I'm a UNIX pipe enthusiast.
Well, that came out a little more bong-like than intended.
What I mean to say is that, when I have a computer problem to solve, I prefer to solve it using ready-made little programs that are then strung together to do the job. The metaphorical string is the UNIX pipe operator -- the vertical bar thingy on your keyboard that looks like this: | -- which simply takes the output of one program and makes it the input to the next.
It sounds simple. It is simple. And yet it can do astounding things. All without having to write a program, in the traditional sense.
The other day I strung together a doozy of a command necklace to download the web pages for a course at the College, strip out the navigation links, simplify the HTML code, and then package the whole megillah into a format that could be loaded into the College's learning management system.
For a number of reasons, not the least of which my hubris, it didn't really work all that well.
So, after the requisite fruitless twiddling-of-the-command-switches exercise, I threw out the idea and began writing it all out again as a program, written in Python this time around. I like Python.
There's no life lesson in any of this, told by way of pipe analogies. No particular computer programming lesson either.
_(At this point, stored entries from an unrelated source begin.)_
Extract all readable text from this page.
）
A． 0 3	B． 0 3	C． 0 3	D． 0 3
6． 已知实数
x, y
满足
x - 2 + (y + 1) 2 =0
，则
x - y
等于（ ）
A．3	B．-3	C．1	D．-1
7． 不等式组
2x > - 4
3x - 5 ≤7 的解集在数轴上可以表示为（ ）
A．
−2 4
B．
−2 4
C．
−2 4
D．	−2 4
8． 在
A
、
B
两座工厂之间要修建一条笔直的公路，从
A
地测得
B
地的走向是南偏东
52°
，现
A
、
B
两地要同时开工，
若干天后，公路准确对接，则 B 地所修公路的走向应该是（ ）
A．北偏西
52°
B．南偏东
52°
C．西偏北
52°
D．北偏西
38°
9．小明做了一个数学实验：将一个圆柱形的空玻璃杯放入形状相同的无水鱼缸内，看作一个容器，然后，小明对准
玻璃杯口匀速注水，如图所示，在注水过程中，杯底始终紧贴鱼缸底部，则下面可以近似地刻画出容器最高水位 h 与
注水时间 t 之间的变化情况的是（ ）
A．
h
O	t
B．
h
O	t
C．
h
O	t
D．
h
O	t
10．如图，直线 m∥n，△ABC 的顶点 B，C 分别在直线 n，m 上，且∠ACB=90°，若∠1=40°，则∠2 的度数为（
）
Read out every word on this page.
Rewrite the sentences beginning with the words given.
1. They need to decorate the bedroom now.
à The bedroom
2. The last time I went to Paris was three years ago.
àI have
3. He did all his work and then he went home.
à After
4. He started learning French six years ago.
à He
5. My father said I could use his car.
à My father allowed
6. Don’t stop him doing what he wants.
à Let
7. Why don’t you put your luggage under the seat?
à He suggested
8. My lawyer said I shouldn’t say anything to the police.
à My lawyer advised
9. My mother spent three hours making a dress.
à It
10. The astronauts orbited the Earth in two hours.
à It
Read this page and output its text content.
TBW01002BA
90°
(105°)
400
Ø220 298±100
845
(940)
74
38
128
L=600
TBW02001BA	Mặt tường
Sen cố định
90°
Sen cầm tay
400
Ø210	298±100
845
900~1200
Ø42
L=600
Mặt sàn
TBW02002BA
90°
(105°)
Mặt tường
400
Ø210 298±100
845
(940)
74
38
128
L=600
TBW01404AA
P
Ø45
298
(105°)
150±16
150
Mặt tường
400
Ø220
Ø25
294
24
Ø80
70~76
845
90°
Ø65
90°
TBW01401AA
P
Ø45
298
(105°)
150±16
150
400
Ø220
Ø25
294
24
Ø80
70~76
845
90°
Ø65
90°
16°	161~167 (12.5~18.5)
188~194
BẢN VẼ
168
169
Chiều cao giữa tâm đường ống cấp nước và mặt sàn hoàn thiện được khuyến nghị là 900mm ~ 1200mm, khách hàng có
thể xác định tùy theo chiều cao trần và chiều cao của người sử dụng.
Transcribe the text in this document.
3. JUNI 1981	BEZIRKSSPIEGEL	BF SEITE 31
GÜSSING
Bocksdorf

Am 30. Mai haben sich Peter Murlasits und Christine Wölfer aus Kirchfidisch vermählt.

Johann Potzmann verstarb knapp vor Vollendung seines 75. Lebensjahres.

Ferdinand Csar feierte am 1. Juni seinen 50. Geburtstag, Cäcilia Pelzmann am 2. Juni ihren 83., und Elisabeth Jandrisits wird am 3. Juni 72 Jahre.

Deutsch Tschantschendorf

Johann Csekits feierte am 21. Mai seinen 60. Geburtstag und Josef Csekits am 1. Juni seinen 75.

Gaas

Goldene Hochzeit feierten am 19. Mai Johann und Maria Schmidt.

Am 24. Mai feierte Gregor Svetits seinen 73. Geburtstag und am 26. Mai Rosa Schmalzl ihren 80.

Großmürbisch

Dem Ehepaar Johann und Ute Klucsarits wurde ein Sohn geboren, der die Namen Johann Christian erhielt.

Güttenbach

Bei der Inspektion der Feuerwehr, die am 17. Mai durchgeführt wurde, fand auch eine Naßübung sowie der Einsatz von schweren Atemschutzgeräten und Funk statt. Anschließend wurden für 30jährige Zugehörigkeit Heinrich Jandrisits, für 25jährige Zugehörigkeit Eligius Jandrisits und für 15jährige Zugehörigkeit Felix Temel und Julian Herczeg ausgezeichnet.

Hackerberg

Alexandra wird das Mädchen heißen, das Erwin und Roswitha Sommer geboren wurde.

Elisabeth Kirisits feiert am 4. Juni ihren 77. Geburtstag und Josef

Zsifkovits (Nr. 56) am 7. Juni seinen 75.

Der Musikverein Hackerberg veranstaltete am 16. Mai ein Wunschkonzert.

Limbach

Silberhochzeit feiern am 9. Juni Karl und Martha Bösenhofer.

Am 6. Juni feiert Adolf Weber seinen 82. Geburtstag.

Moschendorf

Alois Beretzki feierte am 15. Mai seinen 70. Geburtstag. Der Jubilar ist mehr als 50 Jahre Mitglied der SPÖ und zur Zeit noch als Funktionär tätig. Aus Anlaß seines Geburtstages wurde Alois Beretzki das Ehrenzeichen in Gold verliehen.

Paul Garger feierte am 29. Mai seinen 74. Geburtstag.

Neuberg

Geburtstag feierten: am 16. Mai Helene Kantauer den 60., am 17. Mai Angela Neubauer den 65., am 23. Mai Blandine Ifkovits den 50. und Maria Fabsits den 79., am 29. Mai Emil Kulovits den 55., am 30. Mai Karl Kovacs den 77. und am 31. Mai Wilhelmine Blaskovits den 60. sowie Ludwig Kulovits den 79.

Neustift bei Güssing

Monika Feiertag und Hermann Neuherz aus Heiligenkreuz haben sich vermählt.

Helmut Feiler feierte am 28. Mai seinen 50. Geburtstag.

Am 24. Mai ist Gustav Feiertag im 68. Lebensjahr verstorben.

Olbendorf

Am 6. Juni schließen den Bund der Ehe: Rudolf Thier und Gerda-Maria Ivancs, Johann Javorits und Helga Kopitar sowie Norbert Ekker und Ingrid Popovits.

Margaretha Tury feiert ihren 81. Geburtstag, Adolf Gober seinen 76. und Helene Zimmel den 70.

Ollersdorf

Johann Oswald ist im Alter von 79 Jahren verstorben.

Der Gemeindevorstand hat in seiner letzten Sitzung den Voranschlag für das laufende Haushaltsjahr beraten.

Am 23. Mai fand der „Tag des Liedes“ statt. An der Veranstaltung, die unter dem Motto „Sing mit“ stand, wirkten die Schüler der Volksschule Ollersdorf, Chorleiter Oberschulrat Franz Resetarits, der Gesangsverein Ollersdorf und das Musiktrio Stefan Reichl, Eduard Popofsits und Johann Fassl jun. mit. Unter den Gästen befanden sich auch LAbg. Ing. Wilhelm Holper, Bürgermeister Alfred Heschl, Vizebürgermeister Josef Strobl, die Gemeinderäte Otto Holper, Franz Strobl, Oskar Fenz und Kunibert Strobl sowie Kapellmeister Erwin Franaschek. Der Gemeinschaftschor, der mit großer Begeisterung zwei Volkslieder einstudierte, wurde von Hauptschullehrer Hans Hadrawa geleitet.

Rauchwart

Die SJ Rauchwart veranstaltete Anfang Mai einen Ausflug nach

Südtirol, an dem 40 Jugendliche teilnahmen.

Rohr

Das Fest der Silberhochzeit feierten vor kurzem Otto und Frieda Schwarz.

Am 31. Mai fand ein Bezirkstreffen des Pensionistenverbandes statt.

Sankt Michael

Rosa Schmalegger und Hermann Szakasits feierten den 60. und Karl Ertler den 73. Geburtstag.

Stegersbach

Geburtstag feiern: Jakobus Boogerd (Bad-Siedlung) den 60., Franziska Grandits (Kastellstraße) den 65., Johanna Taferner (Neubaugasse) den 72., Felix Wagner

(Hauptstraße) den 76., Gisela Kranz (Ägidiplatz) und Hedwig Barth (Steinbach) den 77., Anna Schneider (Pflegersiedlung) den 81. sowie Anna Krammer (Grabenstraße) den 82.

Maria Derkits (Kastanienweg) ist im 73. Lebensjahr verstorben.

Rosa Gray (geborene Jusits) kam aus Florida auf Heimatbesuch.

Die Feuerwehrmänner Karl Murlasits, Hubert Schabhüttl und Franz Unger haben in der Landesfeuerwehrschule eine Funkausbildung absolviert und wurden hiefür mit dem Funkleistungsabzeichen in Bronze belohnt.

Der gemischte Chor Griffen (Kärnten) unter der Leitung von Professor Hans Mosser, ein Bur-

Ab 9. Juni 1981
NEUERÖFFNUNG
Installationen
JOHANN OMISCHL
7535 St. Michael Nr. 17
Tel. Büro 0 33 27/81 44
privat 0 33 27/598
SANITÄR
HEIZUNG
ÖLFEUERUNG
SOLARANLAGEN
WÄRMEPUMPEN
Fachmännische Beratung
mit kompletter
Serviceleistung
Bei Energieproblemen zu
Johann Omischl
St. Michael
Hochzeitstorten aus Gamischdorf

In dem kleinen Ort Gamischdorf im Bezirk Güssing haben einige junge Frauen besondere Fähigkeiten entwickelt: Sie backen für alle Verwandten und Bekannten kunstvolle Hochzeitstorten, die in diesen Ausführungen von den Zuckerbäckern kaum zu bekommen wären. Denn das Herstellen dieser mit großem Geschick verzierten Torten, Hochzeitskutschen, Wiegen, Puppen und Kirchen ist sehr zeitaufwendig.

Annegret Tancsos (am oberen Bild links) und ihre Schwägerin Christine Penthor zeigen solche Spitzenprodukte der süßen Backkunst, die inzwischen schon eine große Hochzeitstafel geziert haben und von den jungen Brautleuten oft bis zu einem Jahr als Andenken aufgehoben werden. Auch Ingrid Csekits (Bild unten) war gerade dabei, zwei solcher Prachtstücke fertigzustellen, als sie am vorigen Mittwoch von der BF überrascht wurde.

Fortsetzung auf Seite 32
Sometimes you can take a big problem and break it into simple, easily digestible chunks, and solve it with off-the-shelf utilities. Sometimes you just have to write a program.
- Alan Stewart on 20120509.Wednesday:
I know what you mean. Quite some time ago when I was doing early Java cell phone development, I needed a way to capture the emulator screen so that I could make an animated .GIF file from it. I spent three days looking for a good solution only to finally decide to spend a few hours making my own from Java's Robot class. Sometimes you just have to roll your own because you are the only one who knows exactly what you need.
- Dave on 20120510.Thursday:
Especially when you have such specific and unusual needs. Actually, strike that: all needs are specific and unusual if they're not already being met.